HomeTerritorioAvellino, prevenzione sismica? C'è ancora molto da fare

Avellino, prevenzione sismica? C’è ancora molto da fare

Avellino si mobilita per il Terremoto del Centro Italia. In casa nostra in materia di prevenzione è stato fatto ben poco.  L’Amministrazione Provinciale, a mezzo del Presidente Gambacorta, ha offerto tramite il Responsabile dell’Upi (Unione Province Italiane) Achille Variati, solidarieta’ ai suoi omologhi delle Province di Rieti, Giuseppe Rinaldi, Ascoli Piceno, Paolo D’Erasmo e Perugia, Nando Mismetti, rappresentanti delle zone criticamente colpite dal sisma del 24 agosto scorso.

La nostra Irpinia ha conosciuto, all’indomani del tremendo sisma del 1980 il valore della solidarieta’ avendone ricevuta tanta da ogni dove, anche se in quegli anni si era solo agli albori dell’attivita’ di Protezione Civile, come ente organizzativo dei soccorsi. Pertanto la nostra provincia ha il dovere di intervenire. Parole di solidarieta’ sono state rivolte dal Presidente Gambacorta ed un piano operativo e’ stato messo a punto dal Forum dei Giovani di Avellino che ha organizzato una raccolta di beni di prima necessita’ da far recapitare alle zone colpite dal sisma. Sara’ possibile far pervenire presso il punto di raccolta di piazza XXIII novembre, alle spalle del Duomo, (nei giorni 25 e 26 agosto nelle seguenti ore, dalle 10,30 alle 13,00 e dalle 15,00 alle 19,30) generi alimentari non deperibili, scatolame a lunga conservazione, acqua, lenzuola, indumenti non usati, pannolini, cerotti e prodotti per l’igiene intima (assorbenti, pannoloni, ecc.). Il trasporto e la consegna avverranno successivamente.

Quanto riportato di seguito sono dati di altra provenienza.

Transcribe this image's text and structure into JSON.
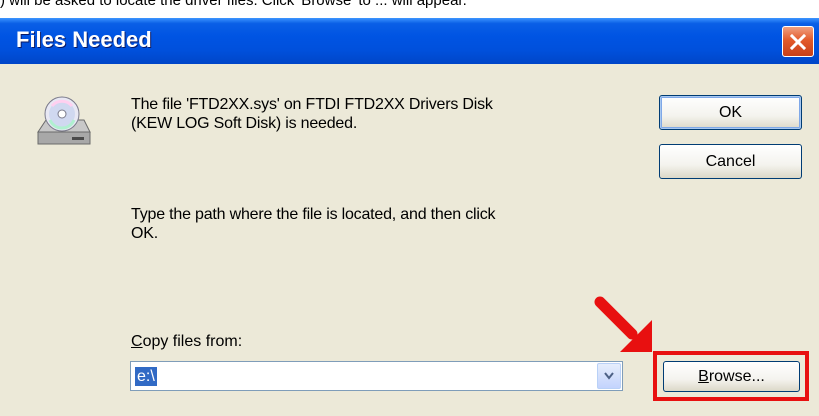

Intanto la tragedia del sisma di Amatrice, oltre a risvegliare i tristi ricordi del vissuto irpino, porta a riflettere sulla condizione del patrimonio edilizio avellinese. Ebbene poco e’ stato fatto ad oggi, in materia di adeguamento sismico. Gli edifici costruiti prima del 1980 sono i piu’ a rischio: per molti di essi c’e’ stata ristrutturazione superficiale, di facciata,  ma pochi hanno adottato quelle misure che possano scongiurare il pericolo dei crolli. Come faceva notare il Presidente dell’Associazione Costruttori, Giuseppe Scognamiglio, gli edifici datati, sia perche’ hanno gia’subito traumi che a causa dell’invecchiamento dei materiali da costruzione, potrebbero non reggere a una nuova scossa. Si era parlato tempo addietro di mettere in atto un monitoraggio per adottare una mappa di interventi, siano essi di adeguamenti o abbattimenti, a seconda dei casi che dovessero rendersi necessari. Poi tutto e’ rimasta lettera morta. Eppure la normativa agevola gli interventi di adeguamento: l’ultima legge di stabilita’ ha prorogato a tutto il 2016 le detrazioni fiscali del 65% per gli interventi di riqualificazione energetica ed adeguamento sismico.Un passo concreto e’ stato invece e ‘ stato fatto per l’edlizia scolastica per cui e’ stata di recente assegnata dall’Ente Provincia la somma di 724.000 euro per sette istituti scolastici. Le scuole oggetto di interventi saranno il Liceo Colletta, il Liceo imbriani, l’Ipsaar Rossi Doria di Avellino, L’Ipsia Dorso di Lacedonia, il Liceo De Sanctis di S.Angelo dei Lombardi, il Liceo Scentifico di Lauro e l’Istituto tecnico Majorana di Grottaminarda.